Half of first-time mass market-brand lease customers do not pursue another lease from the same company when their lease term ends, according to the J.D. Power 2021 US End of Lease Satisfaction Study. That figure gets only slightly better for first-time lessees with maturing leases from premium brands at 57%, much lower than repeat lease customer rates.
The study indicates that winning a lease customer’s repeat business requires an investment that starts well before the lease matures – as much as 12 months before. Data shows that 72% of mass-market lessees and 68% of those with premium-brand leases will take another lease from the same brand – and most likely, the same dealer and sales professional – when their current lease expires.

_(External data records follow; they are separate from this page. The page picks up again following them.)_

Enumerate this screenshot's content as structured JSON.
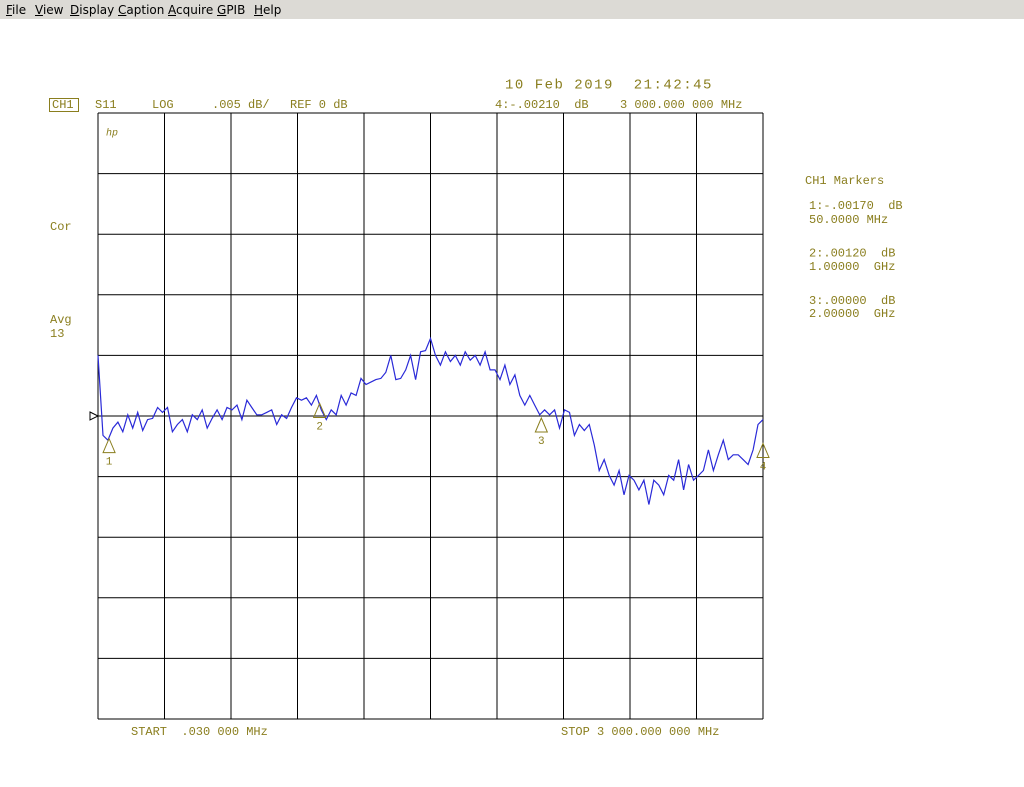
{
  "menu": [
    "File",
    "View",
    "Display",
    "Caption",
    "Acquire",
    "GPIB",
    "Help"
  ],
  "timestamp": "10 Feb 2019  21:42:45",
  "channel": "CH1",
  "parameter": "S11",
  "format": "LOG",
  "scale": ".005 dB/",
  "reference": "REF 0 dB",
  "logo": "hp",
  "status": [
    "Cor",
    "Avg",
    "13"
  ],
  "markers_title": "CH1 Markers",
  "start": "START  .030 000 MHz",
  "stop": "STOP 3 000.000 000 MHz",
  "chart_data": {
    "type": "line",
    "xlim": [
      0.03,
      3000
    ],
    "ylim": [
      -0.025,
      0.025
    ],
    "grid": true,
    "color": "#2a2ad8",
    "values": [
      0.005,
      -0.0016,
      -0.002,
      -0.001,
      -0.0005,
      -0.0013,
      0.0001,
      -0.001,
      0.0003,
      -0.0012,
      -0.0003,
      -0.0002,
      0.0007,
      0.0003,
      0.0007,
      -0.0013,
      -0.0007,
      -0.0003,
      -0.0013,
      0.0001,
      -0.0003,
      0.0005,
      -0.001,
      -0.0002,
      0.0005,
      -0.0003,
      0.0007,
      0.0005,
      0.0009,
      -0.0003,
      0.0013,
      0.0007,
      0.0001,
      0.0001,
      0.0003,
      0.0005,
      -0.0007,
      0.0001,
      -0.0002,
      0.0007,
      0.0015,
      0.0013,
      0.0015,
      0.0009,
      0.0017,
      0.0005,
      -0.0003,
      0.0005,
      0.0001,
      0.0017,
      0.0009,
      0.0019,
      0.0017,
      0.0031,
      0.0026,
      0.0028,
      0.003,
      0.0031,
      0.0036,
      0.005,
      0.003,
      0.0031,
      0.0038,
      0.005,
      0.003,
      0.0053,
      0.0054,
      0.0064,
      0.005,
      0.0042,
      0.0053,
      0.0045,
      0.005,
      0.0042,
      0.0053,
      0.0046,
      0.005,
      0.0042,
      0.0053,
      0.0038,
      0.0038,
      0.003,
      0.0042,
      0.0026,
      0.0034,
      0.0017,
      0.0009,
      0.0017,
      0.0009,
      0.0001,
      0.0005,
      0.0001,
      0.0005,
      -0.001,
      0.0005,
      0.0003,
      -0.0016,
      -0.0007,
      -0.0012,
      -0.0007,
      -0.0024,
      -0.0045,
      -0.0036,
      -0.0049,
      -0.0057,
      -0.0045,
      -0.0065,
      -0.0049,
      -0.0053,
      -0.0061,
      -0.0053,
      -0.0073,
      -0.0053,
      -0.0057,
      -0.0065,
      -0.0049,
      -0.0053,
      -0.0036,
      -0.0061,
      -0.004,
      -0.0053,
      -0.0049,
      -0.0045,
      -0.0028,
      -0.0045,
      -0.0032,
      -0.002,
      -0.0036,
      -0.0032,
      -0.0032,
      -0.0036,
      -0.004,
      -0.0028,
      -0.0007,
      -0.0003
    ],
    "markers": [
      {
        "id": "1",
        "value": -0.0017,
        "label": "1:-.00170  dB",
        "freq": 50,
        "freq_label": "50.0000 MHz"
      },
      {
        "id": "2",
        "value": 0.0012,
        "label": "2:.00120  dB",
        "freq": 1000,
        "freq_label": "1.00000  GHz"
      },
      {
        "id": "3",
        "value": 0,
        "label": "3:.00000  dB",
        "freq": 2000,
        "freq_label": "2.00000  GHz"
      },
      {
        "id": "4",
        "value": -0.0021,
        "label": "4:-.00210  dB",
        "freq": 3000,
        "freq_label": "3 000.000 000 MHz"
      }
    ]
  }
}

Patrick Roosenberg is the director of automotive finance intelligence at J.D. Power. He says, “There is a formula for optimizing new-vehicle lease recapture and conquest strategies. With such a high percentage of returning customers leasing again, the key to retaining those customers along with first-time lease customers is delivering the right proactive messaging at the right time via the right channel. The more lenders, OEMs, and dealers can coordinate their communications to connect with customers at the right moments in their leasing journey, the more likely they will be to develop strong, long-term relationships.”
Lease customers are an audience that offers incredible potential. Unlike vehicle purchasers, lessees have a much easier time getting out of their lease simply by returning it at the dealership. That makes them somewhat of a captive audience, but one that can’t be taken for granted. It takes intentionality and work to earn their repeat business.

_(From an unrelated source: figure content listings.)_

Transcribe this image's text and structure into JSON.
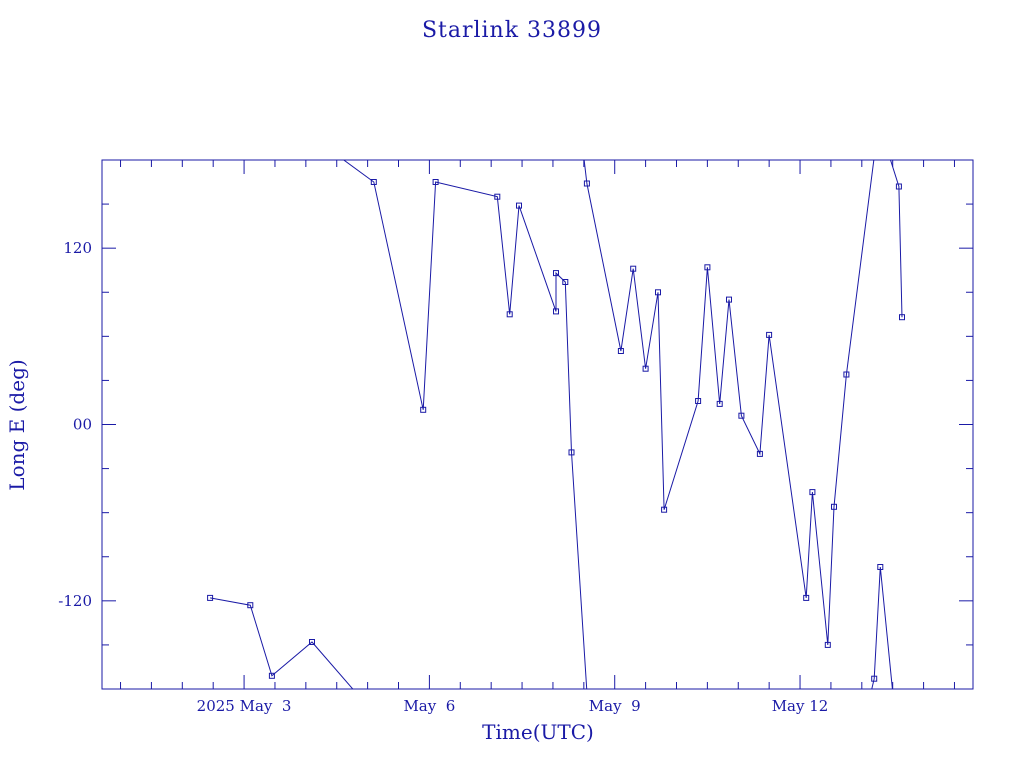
{
  "chart_data": {
    "type": "line",
    "title": "Starlink 33899",
    "xlabel": "Time(UTC)",
    "ylabel": "Long E (deg)",
    "x_tick_labels": [
      "2025 May  3",
      "May  6",
      "May  9",
      "May 12"
    ],
    "x_tick_values": [
      3.0,
      6.0,
      9.0,
      12.0
    ],
    "y_tick_labels": [
      "-120",
      "00",
      "120"
    ],
    "y_tick_values": [
      -120,
      0,
      120
    ],
    "xlim": [
      0.7,
      14.8
    ],
    "ylim": [
      -180,
      180
    ],
    "x_unit": "day of May 2025 (UTC)",
    "y_unit": "deg",
    "series": [
      {
        "points": [
          [
            2.45,
            -118
          ],
          [
            3.1,
            -123
          ],
          [
            3.45,
            -171
          ],
          [
            4.1,
            -148
          ],
          [
            4.8,
            -182
          ]
        ]
      },
      {
        "points": [
          [
            4.55,
            182
          ],
          [
            5.1,
            165
          ],
          [
            5.9,
            10
          ],
          [
            6.1,
            165
          ],
          [
            7.1,
            155
          ],
          [
            7.3,
            75
          ],
          [
            7.45,
            149
          ],
          [
            8.05,
            77
          ],
          [
            8.05,
            103
          ],
          [
            8.2,
            97
          ],
          [
            8.3,
            -19
          ],
          [
            8.55,
            -182
          ]
        ]
      },
      {
        "points": [
          [
            8.5,
            182
          ],
          [
            8.55,
            164
          ],
          [
            9.1,
            50
          ],
          [
            9.3,
            106
          ],
          [
            9.5,
            38
          ],
          [
            9.7,
            90
          ],
          [
            9.8,
            -58
          ],
          [
            10.35,
            16
          ],
          [
            10.5,
            107
          ],
          [
            10.7,
            14
          ],
          [
            10.85,
            85
          ],
          [
            11.05,
            6
          ],
          [
            11.35,
            -20
          ],
          [
            11.5,
            61
          ],
          [
            12.1,
            -118
          ],
          [
            12.2,
            -46
          ],
          [
            12.45,
            -150
          ],
          [
            12.55,
            -56
          ],
          [
            12.75,
            34
          ],
          [
            13.2,
            182
          ]
        ]
      },
      {
        "points": [
          [
            13.15,
            -182
          ],
          [
            13.2,
            -173
          ],
          [
            13.3,
            -97
          ],
          [
            13.5,
            -182
          ]
        ]
      },
      {
        "points": [
          [
            13.45,
            182
          ],
          [
            13.6,
            162
          ],
          [
            13.65,
            73
          ]
        ]
      }
    ],
    "markers": [
      [
        2.45,
        -118
      ],
      [
        3.1,
        -123
      ],
      [
        3.45,
        -171
      ],
      [
        4.1,
        -148
      ],
      [
        5.1,
        165
      ],
      [
        5.9,
        10
      ],
      [
        6.1,
        165
      ],
      [
        7.1,
        155
      ],
      [
        7.3,
        75
      ],
      [
        7.45,
        149
      ],
      [
        8.05,
        77
      ],
      [
        8.05,
        103
      ],
      [
        8.2,
        97
      ],
      [
        8.3,
        -19
      ],
      [
        8.55,
        164
      ],
      [
        9.1,
        50
      ],
      [
        9.3,
        106
      ],
      [
        9.5,
        38
      ],
      [
        9.7,
        90
      ],
      [
        9.8,
        -58
      ],
      [
        10.35,
        16
      ],
      [
        10.5,
        107
      ],
      [
        10.7,
        14
      ],
      [
        10.85,
        85
      ],
      [
        11.05,
        6
      ],
      [
        11.35,
        -20
      ],
      [
        11.5,
        61
      ],
      [
        12.1,
        -118
      ],
      [
        12.2,
        -46
      ],
      [
        12.45,
        -150
      ],
      [
        12.55,
        -56
      ],
      [
        12.75,
        34
      ],
      [
        13.2,
        -173
      ],
      [
        13.3,
        -97
      ],
      [
        13.6,
        162
      ],
      [
        13.65,
        73
      ]
    ],
    "grid": false,
    "colors": {
      "ink": "#1a1aa6",
      "background": "#ffffff"
    }
  }
}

Keep them coming back for other reasons
To earn their loyalty and trust, find ways to get lease customers back in the door after they drive away from the showroom. Since top reasons for a lease are for low maintenance cost and convenience, it would be beneficial to make pre-paid maintenance part of the lease payment.
Nothing irritates a lease customer more than being charged wear and tear at the lease return except for being sold brakes and tires within the last year of their lease – a time frame where any financial investment appears to have no reward. Emphasize the benefits of pre-paid maintenance in the F&I office which keeps them coming back to the dealership, establishing a trusted team.
Develop lease-specific email campaigns
Sending your lease customers the same marketing content as potential buyers or third-year financing customers does not capitalize on the captive market. Even first-time lessees know when their lease will expire, and the final year offers opportunities to bring them along in their next vehicle choice. Marketing materials should be developed specifically for a lease return sales funnel and their high-intent nature.
Optimize your lease return process
According to the J.D. Power study, Honda Hyundai, and Toyota have the best-ranked end-of-lease practices as reported by their customers. The process of returning a lease should be as easy as possible to retain lessees, but it has to be accurately reflected also. Well ahead of lease expiry, let your customers know a step-by-step process to returning their current lease and selecting a new one, making the assumption they’re leasing again. Be clear so they aren’t frustrated that it takes much longer or is more intrusive than they think it should be.
Lease customers are a prized resource and should be treated with just as much regard as a finance customer. And if they aren’t buying or leasing their next vehicle from your dealership, they’re certainly finding it elsewhere and you lose out. If a first-time lessee is treated right, there’s a great chance your dealership can exceed the national ratings in this report.